On paper, the two most remarkable things about Naqvi are his age and his origin. Upon meeting him, however, what’s most remarkable is the man’s energy.

Slender, with round cheeks and a pointy chin, he is physically unassuming. But he has clear, steady eyes and he talks with intense purpose.

Naqvi didn’t necessarily always know that he was going to be a politician, but politics were always front and centre in his life. “I was in a very civic minded family.”

“I grew up in a country that was a military dictatorship. So the politics there were more about how do you restore democracy, how do you get the right to vote, and that’s what my parents were really engaged in.”

His family left Pakistan in 1988 for Niagara Falls, Ontario when he was 15 years old.

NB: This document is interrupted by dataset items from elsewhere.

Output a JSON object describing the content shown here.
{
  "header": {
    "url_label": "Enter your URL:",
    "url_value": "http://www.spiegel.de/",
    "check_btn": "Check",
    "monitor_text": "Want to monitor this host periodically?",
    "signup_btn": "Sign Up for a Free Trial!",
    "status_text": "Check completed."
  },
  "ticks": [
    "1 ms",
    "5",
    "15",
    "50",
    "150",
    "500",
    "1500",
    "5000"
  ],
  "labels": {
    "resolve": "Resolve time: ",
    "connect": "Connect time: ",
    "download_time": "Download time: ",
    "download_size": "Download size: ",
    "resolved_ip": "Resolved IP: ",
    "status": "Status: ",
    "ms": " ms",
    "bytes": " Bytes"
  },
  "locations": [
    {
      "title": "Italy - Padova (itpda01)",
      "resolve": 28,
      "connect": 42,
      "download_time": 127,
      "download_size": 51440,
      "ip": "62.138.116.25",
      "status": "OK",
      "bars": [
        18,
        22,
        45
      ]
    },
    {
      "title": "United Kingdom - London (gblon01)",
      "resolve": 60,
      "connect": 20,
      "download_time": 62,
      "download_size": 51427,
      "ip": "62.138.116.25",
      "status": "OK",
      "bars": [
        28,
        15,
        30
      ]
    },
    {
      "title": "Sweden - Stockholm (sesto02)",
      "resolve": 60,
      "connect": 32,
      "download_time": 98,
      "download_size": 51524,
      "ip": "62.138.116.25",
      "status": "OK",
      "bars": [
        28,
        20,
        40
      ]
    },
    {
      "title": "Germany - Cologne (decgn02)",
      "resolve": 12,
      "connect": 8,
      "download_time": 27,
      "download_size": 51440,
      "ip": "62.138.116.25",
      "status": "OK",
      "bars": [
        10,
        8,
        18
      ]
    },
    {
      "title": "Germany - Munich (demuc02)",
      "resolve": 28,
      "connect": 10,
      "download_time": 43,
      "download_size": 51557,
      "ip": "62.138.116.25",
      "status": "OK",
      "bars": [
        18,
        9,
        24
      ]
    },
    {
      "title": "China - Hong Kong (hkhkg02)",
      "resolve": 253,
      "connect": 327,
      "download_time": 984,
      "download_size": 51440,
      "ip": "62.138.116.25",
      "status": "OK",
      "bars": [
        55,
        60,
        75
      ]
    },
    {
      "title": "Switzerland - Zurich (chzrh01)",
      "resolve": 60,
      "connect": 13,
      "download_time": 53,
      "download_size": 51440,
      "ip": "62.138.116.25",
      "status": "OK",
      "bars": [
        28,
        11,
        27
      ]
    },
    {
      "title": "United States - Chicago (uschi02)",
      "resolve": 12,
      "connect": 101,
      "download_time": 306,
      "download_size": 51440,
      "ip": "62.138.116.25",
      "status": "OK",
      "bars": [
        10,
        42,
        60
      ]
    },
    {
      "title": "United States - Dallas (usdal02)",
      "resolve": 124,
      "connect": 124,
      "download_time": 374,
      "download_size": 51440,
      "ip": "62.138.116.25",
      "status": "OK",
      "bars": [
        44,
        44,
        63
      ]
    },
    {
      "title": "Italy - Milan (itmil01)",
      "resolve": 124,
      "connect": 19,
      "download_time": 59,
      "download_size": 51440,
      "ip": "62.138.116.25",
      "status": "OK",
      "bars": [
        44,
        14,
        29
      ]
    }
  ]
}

He finished high school there and then pursued two undergraduate degrees at McMaster University. He earned a law degree at the University of Ottawa and got a job at an Ottawa law firm.

His former boss at the Lang Michener firm was impressed by Naqvi’s “huge work ethic.” Michael Flavell says the young lawyer would work “bulldog hard.”

“He doesn’t let it go.”

Surrounded by politics in the nation’s capital, Naqvi says he knew he had found his home. “When I started practising law I got very involved in the community,” he says. “I knew I wanted to run.”

Naqvi saw how much it cost his father to march in a public protest in Pakistan and how Canada was different. “It’s so easy in our country here to be involved in public service.”

For years, Naqvi volunteered with the Liberal party. When Richard Patten stepped down as MPP for Ottawa Centre in 2007, Naqvi had the opening he needed.

He succeeded despite the fact that Patten endorsed local councillor Diane Deans as his replacement.

According to the Ottawa Citizen, Naqvi has since won Patten over and earned his support. The two have become friends.

“He is embarked on a steep political ascent,” the newspaper said about Naqvi in a January article headlined “He’s a firecracker.”

Located in a small building in Westboro, Naqvi’s multiple-room office appears at first glance like any other, with cream walls and minimal decoration. Newspapers are strewn across his coffee table.

Jackie Choquette, his executive assistant, laughs easily talking about her job. “Honestly, it’s fun. It’s faced paced. It’s exciting. Every day is a different adventure. We’re all over the place.”

Naqvi founded and continues to help run a food drive “blitz” campaign with the Ottawa Food Bank. Staff at the charity speak highly of him. “Yasir was always the first to be out front leading the troops in the door-to-door campaign,” Peter Tilley, the executive director, said in an e-mail.

Chris Cline, a communications and education officer at the food bank, remembered this year’s St. Patrick’s Day parade. “Yasir Naqvi approached the Ottawa Food Bank float right before it began along the parade route. He introduced himself and asked for a cash collection bin, so that he could walk alongside our float collecting donations from parade-goers.”

It was completely unexpected on such a chilly day!”

Naqvi uses Twitter a lot – just what you would expect from the second youngest member of provincial Parliament.

He says his goal is to build a vibrant community. He is trying to make more community health centres and he supports light rail. He has tried to improve the state of community housing buildings which he says were in bad shape at the beginning of his term three years ago.

Naqvi’s biography on his website has a happy ending, after describing his father’s arrest in Pakistan and his family’s emigration: “Canada welcomed his family and allowed them to prosper.”

As cheesy as it sounds and as much as it might seem like a smart political statement, Naqvi does not shy away from his gratitude to Canada. In contrast, he brings it up several times during our interview.

“My parents made an incredible decision to immigrate and I thank them every single morning when I wake up because of the great quality of life I have.”